C’est lui qui a choisi l’appartement. Bien froid, bien impersonnel. Lorsqu’elle ouvre la porte avec la clé récupérée, comme convenu avec les propriétaires par l’intermédiaire de la messagerie du site de location, au coffee shop à la devanture rose et bleu en bas, typo ronde et pop, similaire à ceux de toutes les autres villes européennes des années 2020, rien ne la surprend. Le beige clean et le confort mat d’une ­clinique privée ou d’une banque. Une déco aux remugles de déni, son déni à lui, recouvrant de son voile oblitérant un certain nombre de facettes de leur démarche.
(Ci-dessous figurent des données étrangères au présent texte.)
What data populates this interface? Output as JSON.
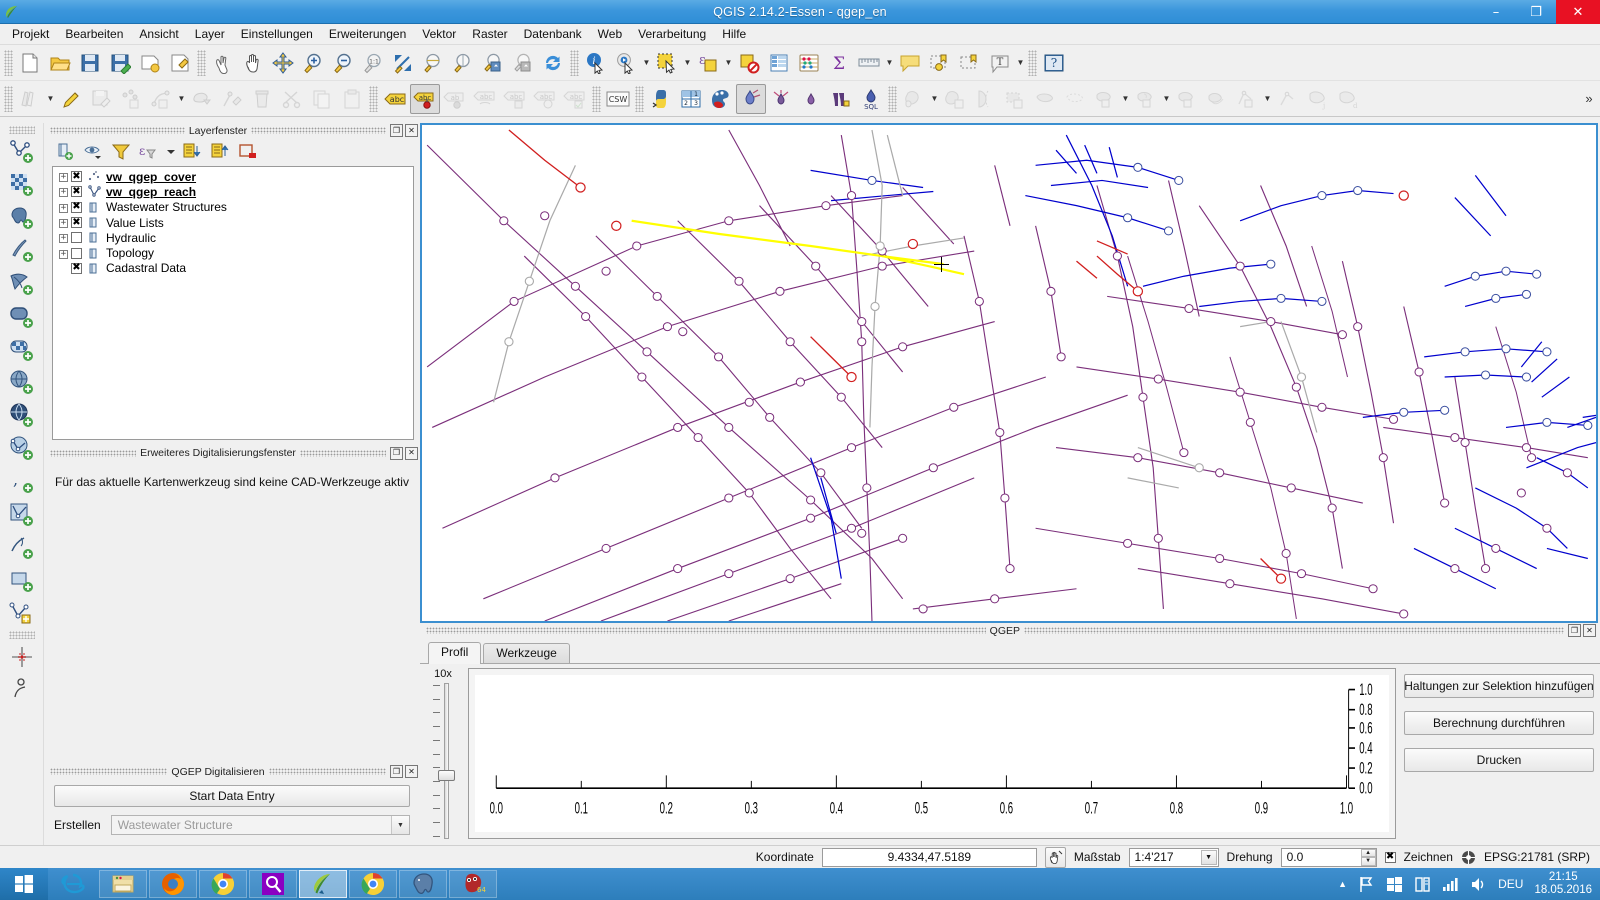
{
  "window": {
    "title": "QGIS 2.14.2-Essen - qgep_en",
    "logo_icon": "qgis-leaf-icon",
    "minimize_label": "–",
    "maximize_label": "❐",
    "close_label": "✕"
  },
  "menubar": {
    "items": [
      {
        "label": "Projekt"
      },
      {
        "label": "Bearbeiten"
      },
      {
        "label": "Ansicht"
      },
      {
        "label": "Layer"
      },
      {
        "label": "Einstellungen"
      },
      {
        "label": "Erweiterungen"
      },
      {
        "label": "Vektor"
      },
      {
        "label": "Raster"
      },
      {
        "label": "Datenbank"
      },
      {
        "label": "Web"
      },
      {
        "label": "Verarbeitung"
      },
      {
        "label": "Hilfe"
      }
    ]
  },
  "toolbar_main": {
    "overflow_label": "»",
    "items": [
      {
        "name": "new-project-icon"
      },
      {
        "name": "open-project-icon"
      },
      {
        "name": "save-project-icon"
      },
      {
        "name": "save-project-as-icon"
      },
      {
        "name": "new-print-composer-icon"
      },
      {
        "name": "composer-manager-icon"
      },
      {
        "name": "separator"
      },
      {
        "name": "touch-zoom-pan-icon"
      },
      {
        "name": "pan-map-icon"
      },
      {
        "name": "pan-to-selection-icon"
      },
      {
        "name": "zoom-in-icon"
      },
      {
        "name": "zoom-out-icon"
      },
      {
        "name": "zoom-native-icon"
      },
      {
        "name": "zoom-full-icon"
      },
      {
        "name": "zoom-to-layer-icon"
      },
      {
        "name": "zoom-to-selection-icon"
      },
      {
        "name": "zoom-last-icon"
      },
      {
        "name": "zoom-next-icon"
      },
      {
        "name": "refresh-icon"
      },
      {
        "name": "separator"
      },
      {
        "name": "identify-features-icon"
      },
      {
        "name": "run-feature-action-icon"
      },
      {
        "name": "select-features-icon"
      },
      {
        "name": "select-by-expression-icon"
      },
      {
        "name": "deselect-features-icon"
      },
      {
        "name": "open-attribute-table-icon"
      },
      {
        "name": "statistics-icon"
      },
      {
        "name": "field-calculator-icon"
      },
      {
        "name": "measure-icon"
      },
      {
        "name": "map-tips-icon"
      },
      {
        "name": "new-bookmark-icon"
      },
      {
        "name": "show-bookmarks-icon"
      },
      {
        "name": "text-annotation-icon"
      },
      {
        "name": "separator"
      },
      {
        "name": "help-icon"
      }
    ]
  },
  "toolbar_digitizing": {
    "items": [
      {
        "name": "current-edits-icon",
        "state": "disabled"
      },
      {
        "name": "toggle-editing-icon",
        "state": "enabled"
      },
      {
        "name": "save-layer-edits-icon",
        "state": "disabled"
      },
      {
        "name": "add-feature-point-icon",
        "state": "disabled"
      },
      {
        "name": "add-feature-line-icon",
        "state": "disabled"
      },
      {
        "name": "move-feature-icon",
        "state": "disabled"
      },
      {
        "name": "node-tool-icon",
        "state": "disabled"
      },
      {
        "name": "delete-selected-icon",
        "state": "disabled"
      },
      {
        "name": "cut-features-icon",
        "state": "disabled"
      },
      {
        "name": "copy-features-icon",
        "state": "disabled"
      },
      {
        "name": "paste-features-icon",
        "state": "disabled"
      },
      {
        "name": "separator"
      },
      {
        "name": "label-icon",
        "state": "enabled"
      },
      {
        "name": "pin-labels-icon",
        "state": "active"
      },
      {
        "name": "show-hide-labels-icon",
        "state": "disabled"
      },
      {
        "name": "move-label-icon",
        "state": "disabled"
      },
      {
        "name": "rotate-label-icon",
        "state": "disabled"
      },
      {
        "name": "change-label-icon",
        "state": "disabled"
      },
      {
        "name": "label-properties-icon",
        "state": "disabled"
      },
      {
        "name": "separator"
      },
      {
        "name": "csw-metasearch-icon",
        "state": "enabled"
      },
      {
        "name": "separator"
      },
      {
        "name": "python-console-icon",
        "state": "enabled"
      },
      {
        "name": "numerical-vertex-edit-icon",
        "state": "enabled"
      },
      {
        "name": "qgep-symbology-icon",
        "state": "enabled"
      },
      {
        "name": "qgep-profile-icon",
        "state": "active"
      },
      {
        "name": "qgep-downstream-icon",
        "state": "enabled"
      },
      {
        "name": "qgep-upstream-icon",
        "state": "enabled"
      },
      {
        "name": "qgep-wastewater-icon",
        "state": "enabled"
      },
      {
        "name": "qgep-sql-icon",
        "state": "enabled"
      },
      {
        "name": "separator"
      },
      {
        "name": "vector-geoprocessing-icon",
        "state": "disabled"
      },
      {
        "name": "vector-geometry-icon",
        "state": "disabled"
      },
      {
        "name": "split-features-icon",
        "state": "disabled"
      },
      {
        "name": "merge-features-icon",
        "state": "disabled"
      },
      {
        "name": "simplify-feature-icon",
        "state": "disabled"
      },
      {
        "name": "delete-ring-icon",
        "state": "disabled"
      },
      {
        "name": "add-part-icon",
        "state": "disabled"
      },
      {
        "name": "fill-ring-icon",
        "state": "disabled"
      },
      {
        "name": "add-ring-icon",
        "state": "disabled"
      },
      {
        "name": "reshape-features-icon",
        "state": "disabled"
      },
      {
        "name": "offset-curve-icon",
        "state": "disabled"
      },
      {
        "name": "trace-icon",
        "state": "disabled"
      },
      {
        "name": "rotate-point-icon",
        "state": "disabled"
      },
      {
        "name": "delete-part-icon",
        "state": "disabled"
      }
    ]
  },
  "toolbar_left_vertical": {
    "items": [
      {
        "name": "add-vector-layer-icon"
      },
      {
        "name": "add-raster-layer-icon"
      },
      {
        "name": "add-postgis-layer-icon"
      },
      {
        "name": "add-spatialite-layer-icon"
      },
      {
        "name": "add-mssql-layer-icon"
      },
      {
        "name": "add-oracle-layer-icon"
      },
      {
        "name": "add-db2-layer-icon"
      },
      {
        "name": "add-wms-layer-icon"
      },
      {
        "name": "add-wcs-layer-icon"
      },
      {
        "name": "add-wfs-layer-icon"
      },
      {
        "name": "add-delimited-text-layer-icon"
      },
      {
        "name": "add-virtual-layer-icon"
      },
      {
        "name": "new-shapefile-layer-icon"
      },
      {
        "name": "new-spatialite-layer-icon"
      },
      {
        "name": "new-gpx-layer-icon"
      },
      {
        "name": "separator"
      },
      {
        "name": "snapping-options-icon"
      },
      {
        "name": "measure-angle-icon"
      }
    ]
  },
  "layers_panel": {
    "title": "Layerfenster",
    "float_btn": "❐",
    "close_btn": "✕",
    "toolbar": [
      {
        "name": "add-group-icon"
      },
      {
        "name": "manage-visibility-icon"
      },
      {
        "name": "filter-legend-icon"
      },
      {
        "name": "filter-expression-icon"
      },
      {
        "name": "expand-all-icon"
      },
      {
        "name": "collapse-all-icon"
      },
      {
        "name": "remove-layer-icon"
      }
    ],
    "items": [
      {
        "label": "vw_qgep_cover",
        "checked": true,
        "bold": true,
        "icon": "point-layer-icon",
        "expandable": true
      },
      {
        "label": "vw_qgep_reach",
        "checked": true,
        "bold": true,
        "icon": "line-layer-icon",
        "expandable": true
      },
      {
        "label": "Wastewater Structures",
        "checked": true,
        "bold": false,
        "icon": "group-icon",
        "expandable": true
      },
      {
        "label": "Value Lists",
        "checked": true,
        "bold": false,
        "icon": "group-icon",
        "expandable": true
      },
      {
        "label": "Hydraulic",
        "checked": false,
        "bold": false,
        "icon": "group-icon",
        "expandable": true
      },
      {
        "label": "Topology",
        "checked": false,
        "bold": false,
        "icon": "group-icon",
        "expandable": true
      },
      {
        "label": "Cadastral Data",
        "checked": true,
        "bold": false,
        "icon": "group-icon",
        "expandable": false
      }
    ],
    "checkmark": "✖",
    "expander_glyph": "+"
  },
  "cad_panel": {
    "title": "Erweiteres Digitalisierungsfenster",
    "float_btn": "❐",
    "close_btn": "✕",
    "message": "Für das aktuelle Kartenwerkzeug sind keine CAD-Werkzeuge aktiv"
  },
  "qgep_digitize_panel": {
    "title": "QGEP Digitalisieren",
    "float_btn": "❐",
    "close_btn": "✕",
    "start_button": "Start Data Entry",
    "create_label": "Erstellen",
    "create_value": "Wastewater Structure",
    "dropdown_glyph": "▼"
  },
  "qgep_panel": {
    "title": "QGEP",
    "float_btn": "❐",
    "close_btn": "✕",
    "tabs": [
      {
        "label": "Profil",
        "active": true
      },
      {
        "label": "Werkzeuge",
        "active": false
      }
    ],
    "zoom_label": "10x",
    "buttons": [
      {
        "label": "Haltungen zur Selektion hinzufügen"
      },
      {
        "label": "Berechnung durchführen"
      },
      {
        "label": "Drucken"
      }
    ]
  },
  "chart_data": {
    "type": "line",
    "title": "",
    "xlabel": "",
    "ylabel": "",
    "x_ticks": [
      "0.0",
      "0.1",
      "0.2",
      "0.3",
      "0.4",
      "0.5",
      "0.6",
      "0.7",
      "0.8",
      "0.9",
      "1.0"
    ],
    "y_ticks": [
      "0.0",
      "0.2",
      "0.4",
      "0.6",
      "0.8",
      "1.0"
    ],
    "xlim": [
      0.0,
      1.0
    ],
    "ylim": [
      0.0,
      1.0
    ],
    "series": [],
    "grid": false,
    "legend": false,
    "y_axis_position": "right"
  },
  "statusbar": {
    "coordinate_label": "Koordinate",
    "coordinate_value": "9.4334,47.5189",
    "toggle_extents_icon": "coordinate-capture-icon",
    "scale_label": "Maßstab",
    "scale_value": "1:4'217",
    "rotation_label": "Drehung",
    "rotation_value": "0.0",
    "render_label": "Zeichnen",
    "render_checked": "✖",
    "crs_label": "EPSG:21781 (SRP)",
    "crs_icon": "crs-globe-icon"
  },
  "map": {
    "accent_selection": "#ffff00",
    "reach_color": "#800080",
    "blue_color": "#0000cd",
    "grey_color": "#a0a0a0",
    "red_color": "#d11f1f",
    "cursor": "crosshair-cursor"
  },
  "taskbar": {
    "start_icon": "windows-start-icon",
    "tasks": [
      {
        "name": "internet-explorer-icon",
        "pinned": true,
        "selected": false
      },
      {
        "name": "file-explorer-icon",
        "pinned": false,
        "selected": false
      },
      {
        "name": "firefox-icon",
        "pinned": false,
        "selected": false
      },
      {
        "name": "chrome-icon",
        "pinned": false,
        "selected": false
      },
      {
        "name": "search-everything-icon",
        "pinned": false,
        "selected": false
      },
      {
        "name": "qgis-icon",
        "pinned": false,
        "selected": true
      },
      {
        "name": "chrome-2-icon",
        "pinned": false,
        "selected": false
      },
      {
        "name": "postgresql-icon",
        "pinned": false,
        "selected": false
      },
      {
        "name": "gimp-icon",
        "pinned": false,
        "selected": false,
        "badge": "64"
      }
    ],
    "tray": {
      "expand_glyph": "▲",
      "icons": [
        "flag-icon",
        "windows-action-center-icon",
        "network-drive-icon",
        "signal-icon",
        "volume-icon"
      ],
      "language": "DEU",
      "time": "21:15",
      "date": "18.05.2016"
    }
  }
}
Elle monte les escaliers qui semblent flotter dans le vide et pose dans la chambre leurs deux valises ; une avec leurs affaires pour un mois et l’autre avec celles du bébé. Leur bébé, pas encore là, leur bébé, bientôt là. La chambre est glaciale. Exactement au sens où il le souhaitait, au sens neutre, ce sens qu’il avait théorisé lors de leurs nombreuses discussions houleuses à propos de leurs manières divergentes d’envisager le recours à la GPA.
Comme pour la relation avec la mère porteuse, lui voulait un appartement le moins habité possible, débarrassé de toutes traces humaines, d’autant plus qu’ils ne se sentent pas chez eux, un vestibule aseptisé, un simple lieu de passage pasteurisé, pour essayer de déshumaniser les choses au maximum. Pour lui, cet appartement et la femme qui porte leur bébé, même combat : il ne veut pas savoir, quelque chose là-dedans me met mal à l’aise, moins j’en sais, mieux je me porte.
Elle a du mal à accepter sa dureté à cet endroit. Elle ne parvient pas à compatir avec elle. Elle ne sait pas de quelle peur elle est le symptôme. Mais leur route pour avoir un enfant a été si longue, ardue, semée d’épines, hérissée de morceaux de verre, traversée de torrents de larmes, compliquée de trouées désenchantées, et ils sont restés si soudés, si ensemble jusqu’au bout qu’elle embrasse ça aussi, avec le reste. Et elle fait tous les efforts de déplacement possibles pour se mettre à sa place, accepter qu’il ne lui ait pas parlé une seule fois en neuf mois, qu’il veuille, sur place, la voir le moins possible.
Peut-être que, si elle était lui, si son sperme avait fécondé les ovules d’une inconnue, elle aussi, elle aurait tout fait pour ne pas humaniser la relation. Non, elle sait bien que non. Elle aurait fait tout pareil. Elle aurait doublement parlé, questionné, couvé, remercié, respecté la distance de sécurité si nécessaire, suivi toutes les étapes, débriefé les rendez-vous médicaux ; tout ce qu’elle a tenté de faire le plus justement durant ces neuf mois de relation longue distance, par téléphone, en anglais, avec leur anglais limité à elles deux.